Maybe you’ve heard it said that wood floors and pets don’t mix. Most of our furry friends have claws, and inevitable damage to wood floors results when dogs walk or run on them daily. You don’t want to pass on beautiful, hardwood flooring, but your dog isn’t going anywhere either- what can you do?
Super hard hardwood flooring
Not all wood types are created equal. There is a scale for measuring “hardness” called the Janka hardness scale. Based on this, we’ll advise you about the toughest options.
Brazilian Walnut and Ipe
Exotic hardwoods tend to be the hardest. Brazilian hardwood is incredibly dense. It won’t feel as soft and warm underfoot, but it will resist marks and dents very well in the long term. Ipe is also called Brazilian walnut. Tough enough to be used outdoors and in high traffic regions, Ipe has become more affordable in recent years as well.
Select hard maple
Hard Maple, as opposed to other variants of Maple, has a Janka hardness rating of 1450 or more. It’s used on basketball courts and also sometimes called sugar or rock Maple. It comes from trees grown above the 38th parallel where the brief growing seasons create a closer, denser grain.
Bamboo is technically grass, not wood. In the category of hardwood flooring in Toronto, you’ll see bamboo listed because it shares many similarities with solid wood. During manufacturing, the bamboo is infused with hard resins which lend resilience and resistance to scratching. Fossilized bamboo flooring boasts a Janka rating of 5,000 which is much higher than the still impressive, 2000-3000 rating for natural bamboo. If you have dogs at home, bamboo could be the longer-lasting and more economical choice.
Will trimming my pet’s nails help?
Yes and no. Unfortunately, blunt clipped dog nails do still scratch and mark floors. The sealant or wax on your floor’s surface will suffer a multitude of fine, shallow lines over time. One option is to invest in regular manicuring which files and rounds out the nail edges. There are also soft, plastic caps which your veterinarian can place on top of your dog’s nails. You may want to lay down non-slip runners and carpets in the high traffic areas and especially along your dog’s regular paths to the door.
Avoid softwood types
Softwoods such as fir or pine will make a poor option for your floors if you own dogs. They look pretty and feel soft under feet but if you plan to use any softwoods, confine them to a bedroom or office where the dog does not frequent.
Stained and sealed in the factory, this wood planking comes protected with many layers of tough urethane finish.

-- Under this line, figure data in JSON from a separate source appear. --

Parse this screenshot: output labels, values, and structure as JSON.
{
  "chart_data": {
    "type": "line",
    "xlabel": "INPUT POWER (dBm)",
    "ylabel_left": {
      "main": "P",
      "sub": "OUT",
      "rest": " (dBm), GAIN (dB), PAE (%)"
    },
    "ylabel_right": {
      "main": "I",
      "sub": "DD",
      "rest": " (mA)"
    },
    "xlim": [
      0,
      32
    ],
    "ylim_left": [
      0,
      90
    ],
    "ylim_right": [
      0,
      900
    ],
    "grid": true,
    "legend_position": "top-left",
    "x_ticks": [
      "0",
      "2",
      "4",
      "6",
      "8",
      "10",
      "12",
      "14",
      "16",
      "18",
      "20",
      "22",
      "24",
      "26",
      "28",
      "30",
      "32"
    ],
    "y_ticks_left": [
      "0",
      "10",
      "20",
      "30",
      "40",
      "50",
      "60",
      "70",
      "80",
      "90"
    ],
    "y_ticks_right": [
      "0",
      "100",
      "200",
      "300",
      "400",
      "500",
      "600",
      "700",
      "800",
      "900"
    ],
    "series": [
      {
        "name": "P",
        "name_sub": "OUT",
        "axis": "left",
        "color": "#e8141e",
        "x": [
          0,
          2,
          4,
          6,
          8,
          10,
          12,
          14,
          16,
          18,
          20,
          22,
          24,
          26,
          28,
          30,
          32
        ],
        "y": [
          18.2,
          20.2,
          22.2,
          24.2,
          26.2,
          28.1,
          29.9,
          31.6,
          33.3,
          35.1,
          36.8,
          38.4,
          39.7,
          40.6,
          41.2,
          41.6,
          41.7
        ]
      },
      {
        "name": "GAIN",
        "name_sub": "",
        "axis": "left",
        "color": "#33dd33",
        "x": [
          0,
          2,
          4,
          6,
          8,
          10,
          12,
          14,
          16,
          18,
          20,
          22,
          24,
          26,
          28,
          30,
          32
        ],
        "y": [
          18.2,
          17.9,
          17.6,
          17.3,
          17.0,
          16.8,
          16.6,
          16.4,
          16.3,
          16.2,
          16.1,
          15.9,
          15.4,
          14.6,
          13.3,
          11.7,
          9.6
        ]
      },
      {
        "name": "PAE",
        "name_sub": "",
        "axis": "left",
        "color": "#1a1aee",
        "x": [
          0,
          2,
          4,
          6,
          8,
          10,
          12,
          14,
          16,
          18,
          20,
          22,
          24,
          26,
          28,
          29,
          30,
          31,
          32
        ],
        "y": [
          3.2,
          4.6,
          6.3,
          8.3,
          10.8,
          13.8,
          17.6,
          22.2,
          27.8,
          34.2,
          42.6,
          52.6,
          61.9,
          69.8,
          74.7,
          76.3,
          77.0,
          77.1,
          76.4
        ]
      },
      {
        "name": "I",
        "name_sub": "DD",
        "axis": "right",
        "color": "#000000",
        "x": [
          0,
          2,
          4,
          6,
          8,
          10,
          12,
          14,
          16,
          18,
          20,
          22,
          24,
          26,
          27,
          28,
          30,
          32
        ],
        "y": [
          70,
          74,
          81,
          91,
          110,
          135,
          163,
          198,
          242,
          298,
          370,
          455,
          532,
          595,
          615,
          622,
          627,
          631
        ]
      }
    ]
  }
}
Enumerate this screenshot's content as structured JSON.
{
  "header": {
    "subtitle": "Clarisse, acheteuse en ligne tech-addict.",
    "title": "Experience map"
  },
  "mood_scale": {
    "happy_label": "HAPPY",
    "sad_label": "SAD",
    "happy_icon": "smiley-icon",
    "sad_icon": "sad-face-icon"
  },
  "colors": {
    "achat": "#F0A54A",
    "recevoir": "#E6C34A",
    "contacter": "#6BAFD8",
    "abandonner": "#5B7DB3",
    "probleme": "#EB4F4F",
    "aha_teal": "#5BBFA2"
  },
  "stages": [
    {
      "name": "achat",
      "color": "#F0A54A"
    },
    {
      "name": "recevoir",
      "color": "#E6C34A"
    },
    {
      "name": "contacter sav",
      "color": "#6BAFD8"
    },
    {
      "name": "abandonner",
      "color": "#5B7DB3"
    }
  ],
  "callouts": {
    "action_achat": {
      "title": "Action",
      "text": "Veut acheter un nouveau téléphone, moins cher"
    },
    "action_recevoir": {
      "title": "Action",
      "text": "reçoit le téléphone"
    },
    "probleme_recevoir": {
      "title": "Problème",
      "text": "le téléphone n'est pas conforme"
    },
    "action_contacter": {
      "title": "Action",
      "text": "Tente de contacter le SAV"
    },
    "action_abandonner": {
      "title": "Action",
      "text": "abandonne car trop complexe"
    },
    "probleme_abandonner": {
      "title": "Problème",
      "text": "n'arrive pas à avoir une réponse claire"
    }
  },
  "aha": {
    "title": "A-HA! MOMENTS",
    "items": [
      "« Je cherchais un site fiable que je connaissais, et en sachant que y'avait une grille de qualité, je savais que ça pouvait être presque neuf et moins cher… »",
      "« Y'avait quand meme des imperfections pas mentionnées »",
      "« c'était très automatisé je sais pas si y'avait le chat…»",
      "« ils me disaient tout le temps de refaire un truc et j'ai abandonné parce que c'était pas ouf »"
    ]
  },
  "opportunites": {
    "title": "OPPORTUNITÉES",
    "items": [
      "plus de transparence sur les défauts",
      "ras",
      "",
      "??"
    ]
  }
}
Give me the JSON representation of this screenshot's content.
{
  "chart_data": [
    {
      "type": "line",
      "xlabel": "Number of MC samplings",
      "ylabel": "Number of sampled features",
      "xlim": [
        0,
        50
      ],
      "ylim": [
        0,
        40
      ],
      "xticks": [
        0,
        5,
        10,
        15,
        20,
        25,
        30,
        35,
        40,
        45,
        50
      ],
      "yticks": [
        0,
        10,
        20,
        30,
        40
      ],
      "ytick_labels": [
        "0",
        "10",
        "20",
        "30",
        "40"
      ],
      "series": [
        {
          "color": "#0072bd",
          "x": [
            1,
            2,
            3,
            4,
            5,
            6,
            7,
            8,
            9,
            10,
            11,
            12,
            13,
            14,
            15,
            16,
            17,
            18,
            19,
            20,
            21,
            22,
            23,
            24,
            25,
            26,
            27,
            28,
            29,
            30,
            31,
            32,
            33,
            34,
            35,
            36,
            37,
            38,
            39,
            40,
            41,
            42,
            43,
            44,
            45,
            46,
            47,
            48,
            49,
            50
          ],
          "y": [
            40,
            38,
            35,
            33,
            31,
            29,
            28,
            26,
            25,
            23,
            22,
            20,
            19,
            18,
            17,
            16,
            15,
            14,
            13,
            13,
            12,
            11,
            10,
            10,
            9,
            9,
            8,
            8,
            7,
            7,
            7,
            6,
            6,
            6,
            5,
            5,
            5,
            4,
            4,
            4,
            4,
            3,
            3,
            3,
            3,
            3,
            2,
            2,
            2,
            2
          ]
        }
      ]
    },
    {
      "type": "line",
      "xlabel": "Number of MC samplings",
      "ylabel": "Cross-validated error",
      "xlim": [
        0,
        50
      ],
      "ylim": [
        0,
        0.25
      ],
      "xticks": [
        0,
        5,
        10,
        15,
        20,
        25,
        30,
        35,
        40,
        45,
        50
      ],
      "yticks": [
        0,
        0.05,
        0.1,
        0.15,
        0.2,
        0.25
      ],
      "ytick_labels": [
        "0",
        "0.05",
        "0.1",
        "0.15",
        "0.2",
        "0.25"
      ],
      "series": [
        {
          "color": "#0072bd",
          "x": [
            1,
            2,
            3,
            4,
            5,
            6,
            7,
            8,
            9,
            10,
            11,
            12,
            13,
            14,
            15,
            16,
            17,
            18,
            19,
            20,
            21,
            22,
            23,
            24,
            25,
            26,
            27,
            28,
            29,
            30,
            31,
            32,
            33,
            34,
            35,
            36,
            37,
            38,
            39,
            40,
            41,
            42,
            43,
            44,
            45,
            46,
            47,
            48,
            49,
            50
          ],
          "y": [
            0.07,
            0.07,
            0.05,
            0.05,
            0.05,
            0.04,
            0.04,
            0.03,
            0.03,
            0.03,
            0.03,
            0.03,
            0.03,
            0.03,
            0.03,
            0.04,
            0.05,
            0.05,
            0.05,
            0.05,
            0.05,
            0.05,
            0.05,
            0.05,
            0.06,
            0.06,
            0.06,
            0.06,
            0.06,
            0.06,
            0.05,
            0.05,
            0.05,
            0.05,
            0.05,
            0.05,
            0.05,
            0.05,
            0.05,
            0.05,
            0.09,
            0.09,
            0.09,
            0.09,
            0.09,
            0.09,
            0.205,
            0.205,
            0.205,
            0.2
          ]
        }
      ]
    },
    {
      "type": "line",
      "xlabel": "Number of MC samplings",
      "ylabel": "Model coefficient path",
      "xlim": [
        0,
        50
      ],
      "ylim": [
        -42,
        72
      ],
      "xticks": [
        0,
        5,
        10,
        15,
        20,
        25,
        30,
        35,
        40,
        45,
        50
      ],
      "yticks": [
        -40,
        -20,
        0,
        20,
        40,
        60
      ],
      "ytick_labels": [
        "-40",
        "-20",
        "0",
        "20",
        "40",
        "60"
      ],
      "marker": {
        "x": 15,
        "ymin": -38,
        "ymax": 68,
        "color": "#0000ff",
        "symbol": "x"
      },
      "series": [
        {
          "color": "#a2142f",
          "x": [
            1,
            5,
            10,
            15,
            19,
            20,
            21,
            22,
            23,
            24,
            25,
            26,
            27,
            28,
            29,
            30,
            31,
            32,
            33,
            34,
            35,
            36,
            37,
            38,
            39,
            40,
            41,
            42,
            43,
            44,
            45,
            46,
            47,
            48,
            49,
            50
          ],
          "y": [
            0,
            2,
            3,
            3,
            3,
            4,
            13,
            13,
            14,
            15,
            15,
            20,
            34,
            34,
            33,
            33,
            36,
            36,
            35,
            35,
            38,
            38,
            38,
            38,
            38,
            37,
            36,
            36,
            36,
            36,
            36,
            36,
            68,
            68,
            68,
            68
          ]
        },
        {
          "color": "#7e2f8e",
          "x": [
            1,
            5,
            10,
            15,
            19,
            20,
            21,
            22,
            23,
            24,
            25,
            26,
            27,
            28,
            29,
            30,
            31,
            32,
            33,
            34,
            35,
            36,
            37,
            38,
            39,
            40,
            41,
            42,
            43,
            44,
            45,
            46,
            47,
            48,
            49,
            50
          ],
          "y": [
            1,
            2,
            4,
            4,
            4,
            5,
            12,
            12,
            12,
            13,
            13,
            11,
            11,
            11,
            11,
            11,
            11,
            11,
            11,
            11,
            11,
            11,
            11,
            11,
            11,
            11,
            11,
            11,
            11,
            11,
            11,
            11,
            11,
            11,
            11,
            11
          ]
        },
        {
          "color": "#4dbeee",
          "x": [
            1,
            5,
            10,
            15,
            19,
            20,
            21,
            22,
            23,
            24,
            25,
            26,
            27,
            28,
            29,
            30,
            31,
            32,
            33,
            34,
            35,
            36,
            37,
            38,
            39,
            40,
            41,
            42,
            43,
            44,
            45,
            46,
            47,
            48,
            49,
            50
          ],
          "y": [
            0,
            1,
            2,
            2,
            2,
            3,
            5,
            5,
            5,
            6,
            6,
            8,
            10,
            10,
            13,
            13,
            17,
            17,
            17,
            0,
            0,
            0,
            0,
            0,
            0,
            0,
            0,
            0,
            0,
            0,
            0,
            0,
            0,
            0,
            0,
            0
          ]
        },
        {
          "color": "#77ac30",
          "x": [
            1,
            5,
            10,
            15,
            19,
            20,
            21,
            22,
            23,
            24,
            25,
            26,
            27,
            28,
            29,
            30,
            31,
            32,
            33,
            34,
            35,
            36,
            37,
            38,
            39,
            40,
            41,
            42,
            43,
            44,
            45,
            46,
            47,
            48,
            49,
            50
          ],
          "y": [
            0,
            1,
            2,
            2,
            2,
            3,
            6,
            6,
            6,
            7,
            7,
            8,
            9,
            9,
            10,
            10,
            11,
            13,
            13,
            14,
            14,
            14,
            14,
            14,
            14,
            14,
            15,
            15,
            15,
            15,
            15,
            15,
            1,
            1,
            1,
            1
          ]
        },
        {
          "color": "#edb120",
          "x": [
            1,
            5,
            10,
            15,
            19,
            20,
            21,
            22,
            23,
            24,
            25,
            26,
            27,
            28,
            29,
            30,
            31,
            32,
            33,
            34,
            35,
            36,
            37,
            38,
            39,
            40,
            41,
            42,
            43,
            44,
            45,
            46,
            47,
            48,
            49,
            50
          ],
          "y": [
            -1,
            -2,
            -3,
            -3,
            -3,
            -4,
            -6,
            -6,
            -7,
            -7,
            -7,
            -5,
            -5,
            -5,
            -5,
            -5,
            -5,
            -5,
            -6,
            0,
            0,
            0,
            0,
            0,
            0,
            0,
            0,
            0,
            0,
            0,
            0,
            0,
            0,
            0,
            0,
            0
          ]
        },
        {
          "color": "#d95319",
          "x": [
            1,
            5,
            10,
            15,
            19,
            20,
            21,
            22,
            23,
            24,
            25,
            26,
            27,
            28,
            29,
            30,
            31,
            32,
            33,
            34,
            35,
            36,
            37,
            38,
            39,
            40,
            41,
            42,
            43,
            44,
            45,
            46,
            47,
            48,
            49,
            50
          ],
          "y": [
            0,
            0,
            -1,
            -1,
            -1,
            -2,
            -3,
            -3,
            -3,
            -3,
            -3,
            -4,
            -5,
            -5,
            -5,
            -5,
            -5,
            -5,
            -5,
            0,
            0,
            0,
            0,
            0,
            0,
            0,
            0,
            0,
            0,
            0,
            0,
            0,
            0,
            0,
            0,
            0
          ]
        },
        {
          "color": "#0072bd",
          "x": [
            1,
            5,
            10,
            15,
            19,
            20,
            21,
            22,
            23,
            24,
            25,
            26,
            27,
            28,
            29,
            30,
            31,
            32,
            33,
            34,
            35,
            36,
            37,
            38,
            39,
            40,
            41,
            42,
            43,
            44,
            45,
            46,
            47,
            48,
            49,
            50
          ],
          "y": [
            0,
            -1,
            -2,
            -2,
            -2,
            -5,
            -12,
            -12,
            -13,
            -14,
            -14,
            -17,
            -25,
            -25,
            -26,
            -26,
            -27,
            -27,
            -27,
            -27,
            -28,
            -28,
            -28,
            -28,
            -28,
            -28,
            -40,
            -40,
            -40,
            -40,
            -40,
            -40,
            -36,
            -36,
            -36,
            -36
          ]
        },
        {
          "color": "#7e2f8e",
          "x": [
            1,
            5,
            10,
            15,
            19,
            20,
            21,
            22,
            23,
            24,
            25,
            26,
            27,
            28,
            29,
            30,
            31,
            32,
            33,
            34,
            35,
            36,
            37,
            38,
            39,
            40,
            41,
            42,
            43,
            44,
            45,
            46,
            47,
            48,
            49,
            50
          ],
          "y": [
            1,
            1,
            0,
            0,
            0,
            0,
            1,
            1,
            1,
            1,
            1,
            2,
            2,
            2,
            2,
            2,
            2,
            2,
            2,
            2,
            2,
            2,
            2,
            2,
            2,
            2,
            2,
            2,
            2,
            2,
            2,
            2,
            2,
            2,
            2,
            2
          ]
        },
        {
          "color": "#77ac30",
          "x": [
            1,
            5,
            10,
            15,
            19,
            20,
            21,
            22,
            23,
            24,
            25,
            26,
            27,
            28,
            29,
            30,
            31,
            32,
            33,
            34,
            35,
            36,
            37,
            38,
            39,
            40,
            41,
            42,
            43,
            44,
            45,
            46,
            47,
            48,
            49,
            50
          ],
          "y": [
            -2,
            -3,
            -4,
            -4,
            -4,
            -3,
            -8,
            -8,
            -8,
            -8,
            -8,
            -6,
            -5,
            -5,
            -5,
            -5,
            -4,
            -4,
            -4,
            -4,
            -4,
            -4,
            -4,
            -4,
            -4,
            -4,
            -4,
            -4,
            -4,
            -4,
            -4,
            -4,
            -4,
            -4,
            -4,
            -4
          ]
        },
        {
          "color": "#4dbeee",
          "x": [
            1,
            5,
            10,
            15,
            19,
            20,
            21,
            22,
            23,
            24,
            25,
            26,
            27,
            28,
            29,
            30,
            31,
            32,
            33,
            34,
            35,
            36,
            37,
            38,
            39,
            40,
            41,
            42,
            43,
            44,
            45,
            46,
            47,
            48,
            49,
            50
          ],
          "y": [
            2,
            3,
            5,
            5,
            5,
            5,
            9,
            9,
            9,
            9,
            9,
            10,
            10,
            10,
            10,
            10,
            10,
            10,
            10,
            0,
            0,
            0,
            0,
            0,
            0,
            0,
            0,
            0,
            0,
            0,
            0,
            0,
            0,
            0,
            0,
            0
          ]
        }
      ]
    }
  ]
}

Keep your hardwood flooring waxed
A cat’s claws retract and don’t tend to scratch on surfaces as they walk but a dog’s nails can often be heard clicking along on a hardwood floor if they grow too long. It’s advisable that you not only trim regularly but file the nails too so there are no sharp, scratchy edges. Many people don’t feel comfortable handling this job on their own,but a pet groomer can help and is a worthwhile investment. Another handy trick for dog nails is application of nail coverings. There are a few kinds,and they essentially clip over the nail, creating a smooth surface that can’t scratch. You can talk to your groomer about putting them on for you. Waxed solid wood floors look beautiful,and this type of product helps to keep the floor clean-looking and shiny. The wax builds up a coating over the wood which repels dirt, spills,and dust, but also protects somewhat from rough nails. One interesting benefit of a waxed floor is that it can offer some extra traction for your dog which keeps them safer and helps discourage them from digging nails in deeper.
This can be tricky when there’s a puppy in the house, but watery urine will soak into floors quickly and cause damage. Hardwood readily absorbs moisture which can warp and change it. To reduce lingering odours and the need for aggressive cleaning, don’t give pee any time to soak in to your Hardwood flooring. If raising a young pet who has frequent accidents, it will be worthwhile to place puppy pads or even additional rugs and runners which can be removed and washed, rather than sacrifice the floor. You don’t need to choose between beautiful floors and pets, but you do need to make some choices about daily prevention.
If you haven’t installed flooring yet, consider alternatives just to be sure you understand the various benefits. Vinyl, laminate and stone will all hold up better to the daily scratching and gauging of hard nails. If you’re confident that your home must have real solid hardwood, then you can guide your choice to a few resilient types rather than others.